- Detachment is living one’s own life while letting friends and family live as they choose
At first glance, we would all likely say we can do that. But the fact of the matter is that most of us try, not very subtly, to make others live as we choose. We may have forgotten that everyone has their own agenda to live through. When we interfere we disrupt the learning that our companions have been sent here to go through.
Also, we cannot do what we ourselves are meant to perform and learn while focusing so much on the lives of those around us. We travel together and move in parallel courses.
2. Detachment is never letting someone else dictate how we think, feel, or behave.
We don’t have a life of our own when we abdicate responsibility for ourselves to others. Being detached and in charge solely of your own life is your life’s assignment.
3. Detachment realizes our lives are not dependent upon what others are doing
We can live parallel and complementary lives without smothering each other’s journey. Living with others does not mean living on top of each other. Living in a community, and not in isolation is the path to healing.

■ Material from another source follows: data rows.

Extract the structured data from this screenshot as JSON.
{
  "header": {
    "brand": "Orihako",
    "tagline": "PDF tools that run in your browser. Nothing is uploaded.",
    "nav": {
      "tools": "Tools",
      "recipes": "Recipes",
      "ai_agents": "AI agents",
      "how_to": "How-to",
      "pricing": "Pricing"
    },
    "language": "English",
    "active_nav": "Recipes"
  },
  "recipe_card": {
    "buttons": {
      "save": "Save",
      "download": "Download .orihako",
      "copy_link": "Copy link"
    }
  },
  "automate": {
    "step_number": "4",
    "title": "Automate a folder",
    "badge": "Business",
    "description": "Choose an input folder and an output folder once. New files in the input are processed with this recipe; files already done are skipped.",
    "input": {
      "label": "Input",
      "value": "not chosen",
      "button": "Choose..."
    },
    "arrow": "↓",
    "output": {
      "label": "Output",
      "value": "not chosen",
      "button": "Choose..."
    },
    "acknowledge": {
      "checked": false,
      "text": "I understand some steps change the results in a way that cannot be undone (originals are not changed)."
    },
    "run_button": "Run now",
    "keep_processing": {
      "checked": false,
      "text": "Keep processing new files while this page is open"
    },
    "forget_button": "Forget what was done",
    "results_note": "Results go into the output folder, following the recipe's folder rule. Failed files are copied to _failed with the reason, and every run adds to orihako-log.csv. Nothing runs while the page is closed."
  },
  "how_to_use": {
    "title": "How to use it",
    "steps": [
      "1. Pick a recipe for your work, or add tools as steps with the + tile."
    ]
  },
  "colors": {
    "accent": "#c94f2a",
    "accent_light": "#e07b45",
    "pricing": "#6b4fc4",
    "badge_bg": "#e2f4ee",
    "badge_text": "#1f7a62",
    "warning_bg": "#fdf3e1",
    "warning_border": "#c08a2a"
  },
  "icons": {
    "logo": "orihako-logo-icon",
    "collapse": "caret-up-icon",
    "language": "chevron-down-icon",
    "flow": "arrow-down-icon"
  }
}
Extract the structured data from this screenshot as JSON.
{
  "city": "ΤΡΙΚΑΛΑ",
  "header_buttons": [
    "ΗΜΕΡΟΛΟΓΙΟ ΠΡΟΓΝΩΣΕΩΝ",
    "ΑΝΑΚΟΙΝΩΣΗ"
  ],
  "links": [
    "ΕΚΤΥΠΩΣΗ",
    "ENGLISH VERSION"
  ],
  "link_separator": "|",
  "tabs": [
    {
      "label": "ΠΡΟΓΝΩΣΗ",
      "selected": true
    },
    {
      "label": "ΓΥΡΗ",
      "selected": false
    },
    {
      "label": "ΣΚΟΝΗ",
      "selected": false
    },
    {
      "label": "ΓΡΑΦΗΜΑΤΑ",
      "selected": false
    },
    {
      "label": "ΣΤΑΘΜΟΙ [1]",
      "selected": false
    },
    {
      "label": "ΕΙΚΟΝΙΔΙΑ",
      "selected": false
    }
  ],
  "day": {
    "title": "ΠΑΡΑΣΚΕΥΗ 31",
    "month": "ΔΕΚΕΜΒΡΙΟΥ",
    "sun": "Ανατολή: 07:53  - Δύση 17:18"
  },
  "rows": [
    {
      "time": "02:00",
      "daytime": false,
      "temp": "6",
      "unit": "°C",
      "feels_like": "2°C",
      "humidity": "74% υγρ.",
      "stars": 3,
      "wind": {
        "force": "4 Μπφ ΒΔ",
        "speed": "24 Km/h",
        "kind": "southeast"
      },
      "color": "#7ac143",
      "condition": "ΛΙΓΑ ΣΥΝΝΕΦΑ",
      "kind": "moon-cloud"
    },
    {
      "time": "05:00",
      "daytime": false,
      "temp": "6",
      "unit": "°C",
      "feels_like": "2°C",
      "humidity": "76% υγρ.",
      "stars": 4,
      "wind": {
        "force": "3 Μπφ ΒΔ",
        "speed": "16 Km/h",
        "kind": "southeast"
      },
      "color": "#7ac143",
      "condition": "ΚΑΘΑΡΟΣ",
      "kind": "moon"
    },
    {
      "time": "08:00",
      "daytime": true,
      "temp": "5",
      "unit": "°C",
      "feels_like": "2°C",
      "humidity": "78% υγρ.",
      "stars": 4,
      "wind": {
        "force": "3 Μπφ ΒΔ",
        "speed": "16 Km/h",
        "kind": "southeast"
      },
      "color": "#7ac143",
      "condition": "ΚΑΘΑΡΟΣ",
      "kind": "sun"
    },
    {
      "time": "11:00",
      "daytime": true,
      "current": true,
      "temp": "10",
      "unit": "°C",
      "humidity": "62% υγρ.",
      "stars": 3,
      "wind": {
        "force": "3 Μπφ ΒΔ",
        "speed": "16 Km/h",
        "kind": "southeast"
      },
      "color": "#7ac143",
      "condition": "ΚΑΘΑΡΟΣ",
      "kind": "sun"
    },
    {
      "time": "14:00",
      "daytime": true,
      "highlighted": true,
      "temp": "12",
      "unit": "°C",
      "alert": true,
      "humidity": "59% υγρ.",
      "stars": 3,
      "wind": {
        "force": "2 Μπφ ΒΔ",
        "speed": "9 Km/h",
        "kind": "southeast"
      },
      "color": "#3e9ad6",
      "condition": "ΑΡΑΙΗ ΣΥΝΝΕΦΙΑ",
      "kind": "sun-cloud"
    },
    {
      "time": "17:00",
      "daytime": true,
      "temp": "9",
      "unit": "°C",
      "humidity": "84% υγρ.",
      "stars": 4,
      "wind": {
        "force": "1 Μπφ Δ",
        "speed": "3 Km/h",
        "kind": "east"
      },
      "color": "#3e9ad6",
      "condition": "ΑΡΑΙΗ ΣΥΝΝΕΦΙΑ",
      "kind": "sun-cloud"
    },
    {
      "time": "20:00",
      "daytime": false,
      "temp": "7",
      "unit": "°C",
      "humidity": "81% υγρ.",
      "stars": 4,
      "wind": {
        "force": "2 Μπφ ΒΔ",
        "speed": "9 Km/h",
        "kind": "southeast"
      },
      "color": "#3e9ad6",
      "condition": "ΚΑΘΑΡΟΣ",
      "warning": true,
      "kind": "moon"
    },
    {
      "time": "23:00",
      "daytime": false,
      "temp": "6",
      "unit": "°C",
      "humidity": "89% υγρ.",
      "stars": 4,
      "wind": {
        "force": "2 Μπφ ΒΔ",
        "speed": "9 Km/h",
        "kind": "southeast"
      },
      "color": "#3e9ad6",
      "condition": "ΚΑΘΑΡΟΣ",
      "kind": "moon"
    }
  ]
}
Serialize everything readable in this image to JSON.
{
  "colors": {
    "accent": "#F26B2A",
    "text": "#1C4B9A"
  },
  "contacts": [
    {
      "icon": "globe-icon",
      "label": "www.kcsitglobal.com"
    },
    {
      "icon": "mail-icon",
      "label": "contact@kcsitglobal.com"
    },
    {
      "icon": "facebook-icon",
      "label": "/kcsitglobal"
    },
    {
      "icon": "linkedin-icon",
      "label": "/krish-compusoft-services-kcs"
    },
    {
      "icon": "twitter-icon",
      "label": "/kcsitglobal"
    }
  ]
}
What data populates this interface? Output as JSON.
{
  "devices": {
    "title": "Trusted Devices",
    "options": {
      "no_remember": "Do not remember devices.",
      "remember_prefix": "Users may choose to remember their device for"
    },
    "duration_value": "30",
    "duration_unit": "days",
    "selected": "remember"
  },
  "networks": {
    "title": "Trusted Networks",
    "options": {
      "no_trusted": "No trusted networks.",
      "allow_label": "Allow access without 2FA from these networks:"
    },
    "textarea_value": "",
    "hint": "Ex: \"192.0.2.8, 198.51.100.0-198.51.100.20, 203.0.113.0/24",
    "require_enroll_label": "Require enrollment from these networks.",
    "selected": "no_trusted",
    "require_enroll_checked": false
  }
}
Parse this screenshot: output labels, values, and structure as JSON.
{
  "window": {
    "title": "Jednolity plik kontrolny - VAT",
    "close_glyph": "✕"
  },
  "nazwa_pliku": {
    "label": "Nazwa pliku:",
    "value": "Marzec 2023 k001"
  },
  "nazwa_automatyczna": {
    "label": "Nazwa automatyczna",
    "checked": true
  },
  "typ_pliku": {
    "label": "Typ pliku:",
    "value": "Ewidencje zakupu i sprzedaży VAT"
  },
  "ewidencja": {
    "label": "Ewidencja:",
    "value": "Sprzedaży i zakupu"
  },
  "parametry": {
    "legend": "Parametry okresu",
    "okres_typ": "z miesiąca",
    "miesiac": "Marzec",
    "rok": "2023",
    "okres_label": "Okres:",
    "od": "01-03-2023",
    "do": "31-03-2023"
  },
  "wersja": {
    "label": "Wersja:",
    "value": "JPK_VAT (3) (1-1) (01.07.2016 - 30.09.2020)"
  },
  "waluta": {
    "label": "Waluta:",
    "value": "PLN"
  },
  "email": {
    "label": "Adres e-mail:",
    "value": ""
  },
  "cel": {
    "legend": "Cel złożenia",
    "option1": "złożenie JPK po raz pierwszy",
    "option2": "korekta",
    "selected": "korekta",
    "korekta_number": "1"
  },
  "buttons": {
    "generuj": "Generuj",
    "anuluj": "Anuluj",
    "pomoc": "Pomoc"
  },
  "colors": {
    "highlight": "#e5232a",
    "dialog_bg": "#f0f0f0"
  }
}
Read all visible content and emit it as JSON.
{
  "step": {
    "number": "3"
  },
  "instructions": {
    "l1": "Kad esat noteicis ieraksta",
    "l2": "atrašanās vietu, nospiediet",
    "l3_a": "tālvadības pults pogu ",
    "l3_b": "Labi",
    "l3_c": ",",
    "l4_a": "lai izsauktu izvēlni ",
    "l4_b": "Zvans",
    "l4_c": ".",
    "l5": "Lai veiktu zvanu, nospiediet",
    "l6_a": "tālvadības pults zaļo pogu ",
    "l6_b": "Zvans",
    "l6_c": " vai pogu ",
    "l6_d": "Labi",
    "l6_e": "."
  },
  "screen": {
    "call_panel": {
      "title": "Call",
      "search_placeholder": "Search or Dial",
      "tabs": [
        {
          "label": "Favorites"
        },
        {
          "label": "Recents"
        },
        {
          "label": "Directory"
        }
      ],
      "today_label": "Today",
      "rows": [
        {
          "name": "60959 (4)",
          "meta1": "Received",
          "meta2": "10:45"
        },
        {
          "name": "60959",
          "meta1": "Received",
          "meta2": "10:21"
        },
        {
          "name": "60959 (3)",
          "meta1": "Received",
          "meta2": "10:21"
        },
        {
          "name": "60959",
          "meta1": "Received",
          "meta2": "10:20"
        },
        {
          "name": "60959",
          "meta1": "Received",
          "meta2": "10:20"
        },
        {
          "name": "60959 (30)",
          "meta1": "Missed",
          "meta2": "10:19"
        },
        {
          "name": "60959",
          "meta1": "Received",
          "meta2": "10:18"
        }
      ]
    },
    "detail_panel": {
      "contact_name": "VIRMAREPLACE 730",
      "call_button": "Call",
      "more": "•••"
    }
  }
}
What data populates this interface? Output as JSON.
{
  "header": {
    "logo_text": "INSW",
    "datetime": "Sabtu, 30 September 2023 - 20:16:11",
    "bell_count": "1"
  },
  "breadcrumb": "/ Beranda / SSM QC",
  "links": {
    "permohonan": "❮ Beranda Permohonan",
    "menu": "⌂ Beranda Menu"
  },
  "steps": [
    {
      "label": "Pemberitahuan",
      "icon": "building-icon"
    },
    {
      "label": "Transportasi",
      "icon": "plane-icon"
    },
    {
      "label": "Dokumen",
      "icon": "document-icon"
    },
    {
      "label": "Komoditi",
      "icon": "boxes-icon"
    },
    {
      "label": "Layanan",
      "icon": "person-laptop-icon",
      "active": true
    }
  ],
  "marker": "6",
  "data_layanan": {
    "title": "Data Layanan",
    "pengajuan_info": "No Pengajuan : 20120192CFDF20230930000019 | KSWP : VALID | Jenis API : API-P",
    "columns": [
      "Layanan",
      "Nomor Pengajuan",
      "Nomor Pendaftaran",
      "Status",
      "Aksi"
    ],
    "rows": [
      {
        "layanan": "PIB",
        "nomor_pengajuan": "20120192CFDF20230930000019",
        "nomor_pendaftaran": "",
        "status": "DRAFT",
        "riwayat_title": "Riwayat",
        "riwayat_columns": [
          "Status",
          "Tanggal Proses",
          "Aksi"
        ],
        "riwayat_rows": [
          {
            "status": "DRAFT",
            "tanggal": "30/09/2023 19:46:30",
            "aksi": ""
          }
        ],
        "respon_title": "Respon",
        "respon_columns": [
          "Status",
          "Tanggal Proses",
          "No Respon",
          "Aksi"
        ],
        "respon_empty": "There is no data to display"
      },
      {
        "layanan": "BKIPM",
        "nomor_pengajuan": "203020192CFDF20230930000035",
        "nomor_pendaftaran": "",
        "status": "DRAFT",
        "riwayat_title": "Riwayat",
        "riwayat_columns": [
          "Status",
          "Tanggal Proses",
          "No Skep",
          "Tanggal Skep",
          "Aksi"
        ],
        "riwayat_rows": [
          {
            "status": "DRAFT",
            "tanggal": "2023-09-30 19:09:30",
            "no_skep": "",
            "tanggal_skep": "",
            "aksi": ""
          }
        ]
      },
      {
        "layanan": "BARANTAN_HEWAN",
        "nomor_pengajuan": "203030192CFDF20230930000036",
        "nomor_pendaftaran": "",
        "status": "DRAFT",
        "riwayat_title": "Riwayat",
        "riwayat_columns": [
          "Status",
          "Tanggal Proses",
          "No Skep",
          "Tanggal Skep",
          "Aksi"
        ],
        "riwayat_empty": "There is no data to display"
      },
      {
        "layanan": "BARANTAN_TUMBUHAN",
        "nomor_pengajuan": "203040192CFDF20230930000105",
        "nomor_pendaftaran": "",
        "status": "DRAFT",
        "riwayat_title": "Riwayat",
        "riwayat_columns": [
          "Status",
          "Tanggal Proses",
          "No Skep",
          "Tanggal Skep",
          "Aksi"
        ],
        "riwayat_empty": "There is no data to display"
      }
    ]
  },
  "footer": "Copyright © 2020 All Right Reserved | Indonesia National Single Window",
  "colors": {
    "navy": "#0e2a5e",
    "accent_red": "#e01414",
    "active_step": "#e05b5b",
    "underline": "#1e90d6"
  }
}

4. Detachment frees up our time
Coming to see detachment as letting go, releasing others to make their own choices, their own mistakes, and realizing their own dreams, initially can feel like loneliness. Releasing yourself from excessive worry about others’ lives can leave an empty spot in your life if you have been controlling. But detachment can let you refocus on yourself and lead more deeply into your own path.
5. Detachment means celebrating and acknowledging another’s unique journey.
Living lives in parallel does not mean constantly keeping tabs on another person. It means encouraging each individual we encounter to live their own lives and not set ourselves up as an example of how to live best. It is recognizing we are each on our own journey and have individual lessons to learn and walkthrough.
- Detachment is not putting someone else on a high pedestal
When you detach someone, you are not going to put them on a high pedestal. You are going to see them for who they really are- without the illusions of grandeur that you placed on the person when you were with them. The feeling of detachment is more like stepping back and evaluating a person’s worth- not being attached to the emotions that came before this process.
I have been overly independent my life and I am trying to do the opposite: become more attached and connected to the communities around me without being consumed. It's a hard balance because I used to view independence as a great thing and detachment was easy but when I worked on consciousness, I felt the opposite: I felt overly connected to things that didn't serve me out of being at one with everything. This is a very fine line to walk on: interdependence.